I woke up this morning to the sound of my phone vibrating. I didn’t recognize the number, so I let the call go to voicemail. A few minutes later, I learned that my dental appointment tomorrow had been canceled.
I closed my eyes again in an attempt to go to sleep again. The windows had already illuminated my room with a soft blue hue, but my alarm wouldn’t have gone off for another hour. I felt some liquids draining from my eye. I wiped them with my pillow. For some reason, I didn’t recognize the feeling. Pulsating waves of catharsis, I had always described my tears in my journal entries. But these tears were unfamiliar. I could not pinpoint a definitive cause like I could with other varieties of sadness in my life. I couldn’t identify feelings of trauma or heartbreak that could possibly evoke any sort of sentiment within me. It could be the result of the underpinning emptiness in my life, but it didn’t feel quite the same.

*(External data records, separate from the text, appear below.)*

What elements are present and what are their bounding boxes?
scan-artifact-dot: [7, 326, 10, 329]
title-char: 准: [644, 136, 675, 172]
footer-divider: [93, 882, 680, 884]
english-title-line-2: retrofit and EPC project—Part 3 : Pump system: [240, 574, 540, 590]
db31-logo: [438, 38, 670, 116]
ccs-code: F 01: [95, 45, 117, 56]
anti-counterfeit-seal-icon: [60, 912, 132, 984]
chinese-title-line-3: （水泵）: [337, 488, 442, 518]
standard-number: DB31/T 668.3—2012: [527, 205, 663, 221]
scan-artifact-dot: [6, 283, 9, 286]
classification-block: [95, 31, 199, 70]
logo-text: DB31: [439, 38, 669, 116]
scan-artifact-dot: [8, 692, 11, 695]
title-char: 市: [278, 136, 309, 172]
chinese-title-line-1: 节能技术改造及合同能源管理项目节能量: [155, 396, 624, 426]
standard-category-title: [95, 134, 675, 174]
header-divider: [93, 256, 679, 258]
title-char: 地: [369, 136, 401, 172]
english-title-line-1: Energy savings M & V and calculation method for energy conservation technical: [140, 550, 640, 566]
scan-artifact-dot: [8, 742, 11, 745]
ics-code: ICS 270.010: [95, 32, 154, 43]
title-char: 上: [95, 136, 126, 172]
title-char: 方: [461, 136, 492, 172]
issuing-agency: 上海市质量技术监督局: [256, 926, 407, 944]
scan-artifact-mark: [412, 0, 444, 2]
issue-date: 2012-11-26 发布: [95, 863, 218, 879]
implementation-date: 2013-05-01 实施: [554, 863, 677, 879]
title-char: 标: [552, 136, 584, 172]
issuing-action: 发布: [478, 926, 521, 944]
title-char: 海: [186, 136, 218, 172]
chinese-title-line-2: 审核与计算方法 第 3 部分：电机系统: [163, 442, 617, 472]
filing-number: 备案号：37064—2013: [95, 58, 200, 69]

I had been in love in my dream. It’s ironic because I had never experienced romantic love with anyone in my real life. I don’t quite remember what happened in my dreams, but I remember it had been profound. I met someone with a degree of complexity as any other person I have met in my life, and we ran away together somewhere far away. She had black hair. She laughed like a butterfly. I don’t remember her face. I don’t remember her name. But somehow, we lived a life together. We lived long enough with each other where I just accepted her existence in my life. It is similar to the cloud of memories in our lives characterizing our acceptance of our current reality, where we accept our past and present without the need to verify the validity of these memories in the first place.
The feelings of attachment were eerily similar to some other feelings I have had during some other distant summers of my life. I wouldn’t know if my feelings had merit. There is so little that is inherent about what I feel, so there is little use in figuring out whether or not my feelings have any basis.
One moment ago, I lived another life. While dreams exist in all sorts of durations, I felt as if this dream resembled another equally real life I could have had. I had friends and ex-lovers with as much personality as those I have in this life. I slept in a bed where I could distinctly recall the color of the fabric or the hardness of mattress. I distinctly remember the view of Beijing I had outside the Airbnb where I lived. There was nothing in this dream that could have possibly indicated to me that I was not in a dream. My sense of time was suspended — with it, my need to recall memories to prove that I exist in in reality at all. Yet, I woke up in the next moment, living in a different world with seemingly less advanced technology and a less interesting plot arc. I woke up in a world significantly more boring than my dream world.
In those moments of me staring at the faint blue light peering from the window, I am intimately aware that my feelings will fade. My recollections of my dream world will fade. The complex world I had effortlessly created with a couple of chemical reactions in my brain in my unconscious will stop existing because I let it fade into nothingness. It fades on its own, but I do not make any effort to retain these memories of other worlds. I deliberately choose to let such existences fade. I had stopped writing down my dreams about two years ago because I wanted to stop attaching myself to these worlds that did not genuinely exist. Regardless of how complex of a world I create in my dream, there is only one world that has the title of reality.
Even so, I sometimes remember some aspects of those countless worlds I have created in my head. I could be taking a shower and letting my thoughts wander to whatever corners of my mind they wish to go, and I would suddenly be overwhelmed at the discovery of another repressed world I had created in my head, a world where there seems to be a cohesive string of events with a plot line that still goes on. Saddened by the prospect of another timeline of my existence, I return my attention to the only reality I have truly come to know — the reality where I can perceive the warmness of the water against my back and the stinging of the shampoo in my eyes. Yet, in my mind, I still hold my dreams and memories in the same light.